Assert.assertNull(ComplexCodetextReader.tryDecodeSwissQR(recognizedText));
Assert.assertNotNull(ComplexCodetextReader.tryDecodeHIBCLIC(recognizedText));

Use a null result from a tryDecode...() method as a signal that the selected decoder does not match the payload or that the payload is not a supported instance of that complex barcode type.

Validation occurs before barcode generation

Complex barcode objects are validated when codetext is constructed.

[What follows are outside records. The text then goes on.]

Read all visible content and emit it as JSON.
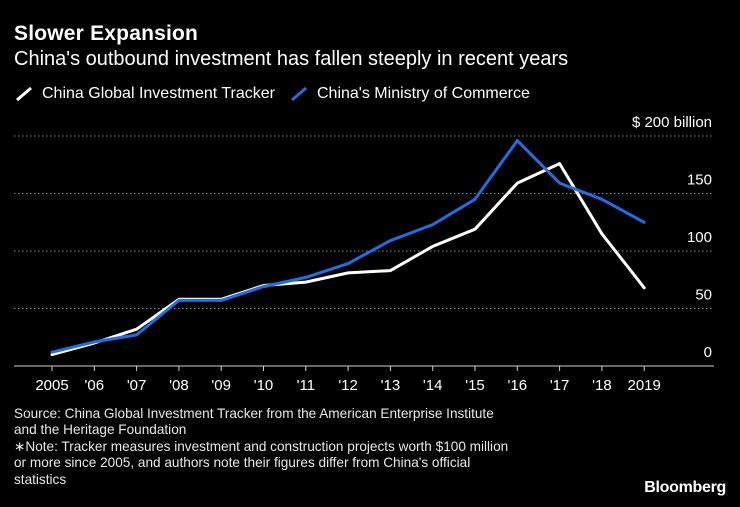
{
  "header": {
    "title": "Slower Expansion",
    "subtitle": "China's outbound investment has fallen steeply in recent years"
  },
  "legend": [
    {
      "label": "China Global Investment Tracker",
      "color": "#ffffff"
    },
    {
      "label": "China's Ministry of Commerce",
      "color": "#1e6ee8"
    }
  ],
  "chart_data": {
    "type": "line",
    "title": "Slower Expansion",
    "subtitle": "China's outbound investment has fallen steeply in recent years",
    "x": [
      "2005",
      "'06",
      "'07",
      "'08",
      "'09",
      "'10",
      "'11",
      "'12",
      "'13",
      "'14",
      "'15",
      "'16",
      "'17",
      "'18",
      "2019"
    ],
    "y_ticks": [
      0,
      50,
      100,
      150,
      200
    ],
    "y_tick_labels": [
      "0",
      "50",
      "100",
      "150",
      "$ 200 billion"
    ],
    "ylim": [
      0,
      200
    ],
    "series": [
      {
        "name": "China Global Investment Tracker",
        "color": "#ffffff",
        "values": [
          10,
          20,
          32,
          58,
          58,
          70,
          73,
          81,
          83,
          104,
          119,
          159,
          176,
          115,
          68
        ]
      },
      {
        "name": "China's Ministry of Commerce",
        "color": "#1e6ee8",
        "values": [
          12,
          21,
          27,
          57,
          57,
          69,
          77,
          89,
          109,
          123,
          145,
          196,
          159,
          145,
          125
        ]
      }
    ],
    "grid": true,
    "xlabel": "",
    "ylabel": ""
  },
  "footer": {
    "source_lines": [
      "Source: China Global Investment Tracker from the American Enterprise Institute",
      "and the Heritage Foundation",
      "∗Note: Tracker measures investment and construction projects worth $100 million",
      "or more since 2005, and authors note their figures differ from China's official",
      "statistics"
    ],
    "brand": "Bloomberg"
  }
}
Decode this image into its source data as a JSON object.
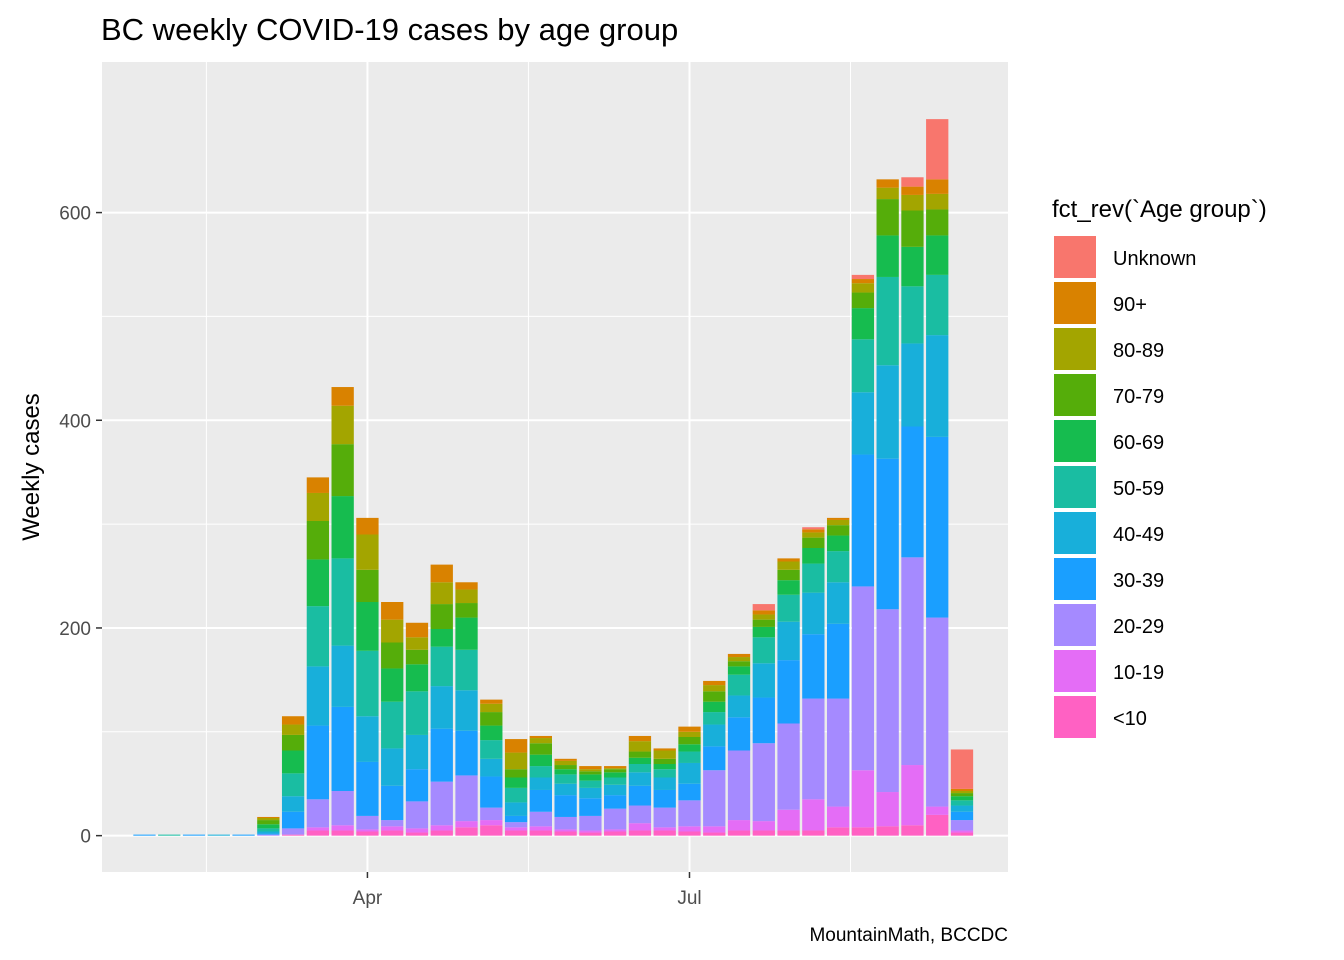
{
  "chart_data": {
    "type": "bar",
    "stacked": true,
    "title": "BC weekly COVID-19 cases by age group",
    "xlabel": "",
    "ylabel": "Weekly cases",
    "caption": "MountainMath, BCCDC",
    "legend_title": "fct_rev(`Age group`)",
    "legend_position": "right",
    "grid": true,
    "x_ticks": [
      {
        "label": "Apr",
        "date": "2020-04-01"
      },
      {
        "label": "Jul",
        "date": "2020-07-01"
      }
    ],
    "y_ticks": [
      0,
      200,
      400,
      600
    ],
    "ylim": [
      -35,
      745
    ],
    "xlim": [
      "2020-01-17",
      "2020-09-29"
    ],
    "categories": [
      "2020-01-29",
      "2020-02-05",
      "2020-02-12",
      "2020-02-19",
      "2020-02-26",
      "2020-03-04",
      "2020-03-11",
      "2020-03-18",
      "2020-03-25",
      "2020-04-01",
      "2020-04-08",
      "2020-04-15",
      "2020-04-22",
      "2020-04-29",
      "2020-05-06",
      "2020-05-13",
      "2020-05-20",
      "2020-05-27",
      "2020-06-03",
      "2020-06-10",
      "2020-06-17",
      "2020-06-24",
      "2020-07-01",
      "2020-07-08",
      "2020-07-15",
      "2020-07-22",
      "2020-07-29",
      "2020-08-05",
      "2020-08-12",
      "2020-08-19",
      "2020-08-26",
      "2020-09-02",
      "2020-09-09",
      "2020-09-16"
    ],
    "series": [
      {
        "name": "<10",
        "color": "#FF61C3",
        "values": [
          0,
          0,
          0,
          0,
          0,
          0,
          1,
          5,
          5,
          4,
          5,
          3,
          5,
          8,
          10,
          5,
          5,
          4,
          3,
          4,
          5,
          5,
          4,
          3,
          5,
          5,
          5,
          5,
          8,
          8,
          9,
          10,
          20,
          3
        ]
      },
      {
        "name": "10-19",
        "color": "#E46DF6",
        "values": [
          0,
          0,
          0,
          0,
          0,
          0,
          0,
          3,
          5,
          2,
          4,
          4,
          5,
          6,
          5,
          3,
          4,
          2,
          2,
          2,
          7,
          3,
          5,
          6,
          10,
          9,
          20,
          30,
          20,
          55,
          33,
          58,
          8,
          2
        ]
      },
      {
        "name": "20-29",
        "color": "#A58AFF",
        "values": [
          0,
          0,
          0,
          0,
          0,
          1,
          6,
          27,
          33,
          13,
          6,
          26,
          42,
          44,
          12,
          5,
          14,
          12,
          14,
          20,
          17,
          19,
          25,
          54,
          67,
          75,
          83,
          97,
          104,
          177,
          176,
          200,
          182,
          10
        ]
      },
      {
        "name": "30-39",
        "color": "#1A9FFF",
        "values": [
          1,
          0,
          1,
          0,
          1,
          1,
          16,
          71,
          81,
          52,
          33,
          31,
          51,
          43,
          30,
          6,
          21,
          21,
          17,
          13,
          19,
          17,
          16,
          23,
          32,
          44,
          61,
          62,
          72,
          127,
          145,
          126,
          174,
          8
        ]
      },
      {
        "name": "40-49",
        "color": "#18AFDA",
        "values": [
          0,
          0,
          0,
          1,
          0,
          2,
          15,
          57,
          59,
          44,
          36,
          33,
          41,
          39,
          17,
          13,
          12,
          11,
          10,
          10,
          13,
          12,
          20,
          21,
          21,
          33,
          37,
          40,
          40,
          60,
          90,
          80,
          98,
          6
        ]
      },
      {
        "name": "50-59",
        "color": "#1ABDA2",
        "values": [
          0,
          1,
          0,
          0,
          0,
          3,
          22,
          58,
          84,
          63,
          45,
          42,
          38,
          39,
          18,
          14,
          11,
          9,
          7,
          7,
          8,
          8,
          11,
          12,
          20,
          25,
          26,
          28,
          30,
          51,
          85,
          55,
          58,
          5
        ]
      },
      {
        "name": "60-69",
        "color": "#16BC4F",
        "values": [
          0,
          0,
          0,
          0,
          0,
          4,
          22,
          45,
          60,
          47,
          32,
          26,
          17,
          31,
          14,
          10,
          11,
          5,
          6,
          5,
          6,
          5,
          7,
          10,
          8,
          10,
          14,
          15,
          15,
          30,
          40,
          38,
          38,
          4
        ]
      },
      {
        "name": "70-79",
        "color": "#55AD0A",
        "values": [
          0,
          0,
          0,
          0,
          0,
          4,
          15,
          37,
          50,
          31,
          25,
          14,
          24,
          14,
          13,
          8,
          11,
          4,
          3,
          3,
          6,
          5,
          7,
          10,
          5,
          7,
          10,
          10,
          10,
          15,
          35,
          35,
          25,
          3
        ]
      },
      {
        "name": "80-89",
        "color": "#A3A500",
        "values": [
          0,
          0,
          0,
          0,
          0,
          2,
          10,
          27,
          37,
          34,
          22,
          12,
          21,
          13,
          8,
          16,
          5,
          4,
          2,
          1,
          10,
          8,
          5,
          6,
          4,
          5,
          8,
          5,
          5,
          9,
          11,
          15,
          15,
          2
        ]
      },
      {
        "name": "90+",
        "color": "#D98200",
        "values": [
          0,
          0,
          0,
          0,
          0,
          1,
          8,
          15,
          18,
          16,
          17,
          14,
          17,
          7,
          4,
          13,
          2,
          2,
          3,
          2,
          5,
          2,
          5,
          4,
          3,
          4,
          3,
          3,
          2,
          4,
          8,
          8,
          14,
          2
        ]
      },
      {
        "name": "Unknown",
        "color": "#F8766D",
        "values": [
          0,
          0,
          0,
          0,
          0,
          0,
          0,
          0,
          0,
          0,
          0,
          0,
          0,
          0,
          0,
          0,
          0,
          0,
          0,
          0,
          0,
          0,
          0,
          0,
          0,
          6,
          0,
          2,
          0,
          4,
          0,
          9,
          58,
          38
        ]
      }
    ]
  }
}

This allows applications to detect invalid business data before rendering an image.

SwissQRCodetext incompleteCodetext = new SwissQRCodetext();

try {
    incompleteCodetext.getConstructedCodetext();
    Assert.fail("Expected BarCodeException for missing required Swiss QR fields.");
} catch (BarCodeException exception) {
    Assert.assertTrue(exception.getMessage().contains("IBAN"));
}

For Swiss QR, a missing or invalid IBAN is one possible validation error.

Standard-specific limits are enforced

Aspose.BarCode validates limits defined by a complex barcode specification instead of silently generating a non-compliant payload.

The following example uses a Mailmark item identifier that exceeds the allowed maximum value:

MailmarkCodetext invalidCodetext = new MailmarkCodetext();
invalidCodetext.setFormat(1);
invalidCodetext.setVersionID(1);
invalidCodetext.setClass("1");
invalidCodetext.setSupplychainID(99);
invalidCodetext.setItemID(100_000_000);
invalidCodetext.setDestinationPostCodePlusDPS("XY11     ");

try {
    invalidCodetext.getConstructedCodetext();
    Assert.fail("Expected BarCodeException for an out-of-range Mailmark item ID.");
} catch (BarCodeException exception) {
    Assert.assertTrue(exception.getMessage().contains("99999999"));
}

Recommendations

  • Verify the recognized DecodeType before selecting a complex decoder.
  • Use the tryDecode...() method that matches the expected complex barcode format.
  • Treat null from tryDecode...() as a complex decoding failure, not as a barcode recognition failure.
  • Validate structured payloads before barcode generation.
  • Catch BarCodeException when constructing complex codetext objects.
  • Add automated tests for required fields and standard-specific limits.